I thought I would share how I built this site. It’s nothing crazy or complicated. But maybe it will help someone, and maybe help me out too if I document what I did.
I’m a big fan of automation, and I like using code to define and manage my infrastructure. I’ve grown to really like AWS Cloud Developmet Kit (CDK). At my current employer, I was one of the first adopters and helped to drive it’s adoption throughout the company.
I am not a web developer by any means, although I have dabbled with it in the past. So I wanted something that would be easy for me to write pages, add various content…etc. So for this first version of jerrington.com, I chose Jekyll as the main framework.
It seemed easy enough at first, although I was intimidated by using Ruby. It ended up not being that bad.
Building the first version
Get started with Jekyll.
On your local machine (Or anywhere you are doing your development) you need to install Ruby. Since I run Ubuntu 22.04 as my home computer, I used the Ruby packages provided by Ubuntu.
sudo apt-get install ruby-full build-essential zlib1g-dev
Once Ruby is installed, you need to modify your path so you can easily access gems locally.
I use zsh as my shell, so you might need to modify this if using a different setup
# I added the following lines to my .zshrc file
export GEM_HOME="$HOME/gems"
export PATH="$HOME/gems/bin:$PATH"
Then we need to install both jekyll and bundler
gem install jekyll bundler
Now we have the basic framework to build our site locally.
Jekyll provides a built in webserver to test out changes locally. I reccomend checking out the documentation for more info. This isn’t meant to be a tutorial on Jekyll or any specific process, just a general Overview of my steps.
We need a template!!
I used the following template for this site. YaT Theme
I used this as a starting point. It provided me with a lot of examples for making posts, and a great way to use this as an initial framework.
I didn’t want to spend a lot of time on this part, so I was able to get this going rather quickly.
Let’s put it all together!
After fiddling around with Jekyll and the YaT theme for a bit on my local computer, I made enough changes and my first post, and felt like I could publish this to the world. Expect this site to change a lot in the next few months, as I dive more deeply into Jekyll and creating more content.
To get this running in production, there are lots of Cloud providers and sites that can host your pages for you. They all have pros and cons, and everyone’s going to have opinions on everything. I’m overly familiar with AWS and already had an account with them, so figured I would just go with what I know for this part. Let’s not step out of the comfort zone too much just yet!

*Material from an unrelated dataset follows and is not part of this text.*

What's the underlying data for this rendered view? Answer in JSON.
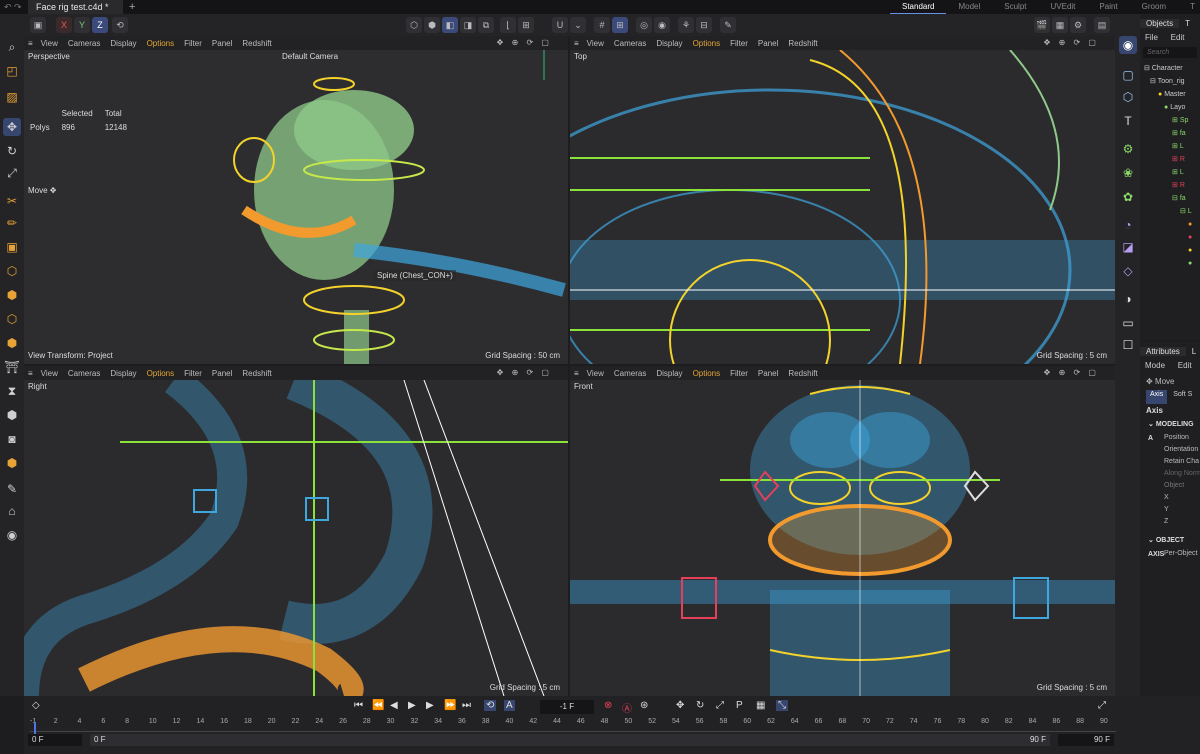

I kept this deployment as simple as possible (cause I want to keep it as cheap as possible!)
Infra Stack
I’m using an S3 bucket to store my site. Since Jekyll generates static web files, S3 made a lot of sense. I already do a lot of IT during the day (It’s my job I guess….) so the last thing I want to do is to spend a lot of my free time managing this infra. All the static files are hosted in the S3 bucket.
To serve the content, and to put an SSL on my site (for obvious reasons), I am also utilizing Cloudfront. This is a CDN from AWS that allows my site to be cached in lots of locations around the world. I’m hoping I’ll stay within the free-tier of this service since my site is super small.
I’m also utilizing other support services in AWS, like ACM for certificate management, Route53 for DNS, Cloudwatch for logging….etc.
Deployment Pipeline
I am also utilizing AWS Codepipeline and CodeBuild to build my site and push the changes automatically whenever I publish.
Below is my buildspec for this specific site.
I have also added steps to perform a cache invalidation on the CDN to help ensure changes are seen immediately.
{
"version": "0.2",
"phases": {
"install": {
"runtime-versions": {
"ruby": "latest"
},
"commands": [
"gem install jekyll bundler",
"bundle install",
]
},
"build": {
"commands": [
"JEKYLL_ENV=production bundle exec jekyll build"
]
},
"post_build": {
"commands": [
"aws s3 sync _site/ s3://$S3_BUCKET --delete",
"aws cloudfront create-invalidation --distribution-id $DISTRIBUTION_ID --paths '/*'"
]
}
}
}
Automate it?
I was able to use CDK to define all my AWS Infra as code. I’m not comfortable publishing this code yet, but will probably make it public in the future.
All of the items above are defined into two seperate stacks. One for hosting infra (S3, Cloudfront, ACM, Route53). And another stack for the deployment pipeline.
Since I really enjoy using CDK, I will probably write some content about CDK, and some tutorials for different topics.